ADOLF HITLER'S BIG CAR
The other Hitler car that migrated to the U.S. did so under the umbrella of the 101st Airborne Division, which had invaded Hitler's Alpine Eagle's Nest at Berchtesgaden in 1945. Information about the car's later whereabouts is sketchy. Allegedly it was, for a time, in South Africa.
In 1966, Tom Barrett, an Arizona real estate developer, bought both cars for his private collection. But by 1973, Barrett had concluded that either he had too many old cars in his Arizona collection, or not enough garage space. He decided to unload 50 cars, including both 770-Ks, at an auction.
Until the Hitler cars went on sale, no antique car had ever brought more than $90,000. That sum was captured by Greta Garbo's Duesenberg in the fall of 1972. Within the 1st minute on the auction block, however, the initial Hitler 770-K cracked the record. It was the Mannerheim auto, and this one peaked at $153,000, falling into the hands of Earl Clark, a businessman from Lancaster, Pa. Clark wanted the car for the Lancaster, Pa. Clark park called Dutch Wonderland. The 2nd Hitler car also broke the 1972 record that day when the bidding soared to $93,000. Billy C. Tanner, an Alabama developer and George Wallace's 1964 campaign manager, bought it but he could not secure financing to complete the transaction. Consequently, he sold his option to Don Tidwell, a mobile-home manufacturer.

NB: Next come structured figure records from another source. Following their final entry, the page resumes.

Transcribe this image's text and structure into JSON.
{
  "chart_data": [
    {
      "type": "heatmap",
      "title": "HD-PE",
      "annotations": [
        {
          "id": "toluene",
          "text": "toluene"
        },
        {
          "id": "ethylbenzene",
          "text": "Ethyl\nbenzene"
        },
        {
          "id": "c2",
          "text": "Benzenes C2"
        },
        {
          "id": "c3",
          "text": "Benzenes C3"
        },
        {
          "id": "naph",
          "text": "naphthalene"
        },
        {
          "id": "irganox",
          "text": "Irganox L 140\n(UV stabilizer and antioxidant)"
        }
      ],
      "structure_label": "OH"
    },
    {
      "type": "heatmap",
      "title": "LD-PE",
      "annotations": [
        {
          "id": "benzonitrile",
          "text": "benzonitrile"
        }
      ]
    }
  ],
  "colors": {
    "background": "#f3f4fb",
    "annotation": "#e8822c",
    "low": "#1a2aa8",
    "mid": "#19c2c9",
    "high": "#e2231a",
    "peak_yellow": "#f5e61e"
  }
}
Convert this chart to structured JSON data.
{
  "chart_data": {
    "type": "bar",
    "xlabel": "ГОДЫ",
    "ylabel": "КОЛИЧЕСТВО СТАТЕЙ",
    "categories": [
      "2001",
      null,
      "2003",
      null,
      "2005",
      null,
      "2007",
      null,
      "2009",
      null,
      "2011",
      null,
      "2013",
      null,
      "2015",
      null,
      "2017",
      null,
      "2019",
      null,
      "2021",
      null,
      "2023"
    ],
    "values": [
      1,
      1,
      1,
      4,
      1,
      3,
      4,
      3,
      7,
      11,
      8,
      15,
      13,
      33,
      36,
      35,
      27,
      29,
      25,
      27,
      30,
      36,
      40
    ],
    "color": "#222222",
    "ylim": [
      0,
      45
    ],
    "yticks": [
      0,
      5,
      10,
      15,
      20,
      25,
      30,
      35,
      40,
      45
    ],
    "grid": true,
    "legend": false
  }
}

Next the Kruse auction people, sellers of antique and "classic" cars, put the Mannerheim 770-K back on the block, this time at its new home in the famous Dutch Wonderland Amusement Park. Earl Clark threw in some photographs, arm bands, leather-cased tool kits, and mementos valued at $15,000, and the Kruse brothers asked for an opening bid of $250,000. The bidding began at $50,000, then was raised until it reached $176,000, when the 770-K was hammered down at a new world's record price to Robert Pass of St. Louis, Mo. In February, 1975, Pass sold the 770-K for $141,000 to A. J. Frascona, a car dealer from Wauwatosa, Wis.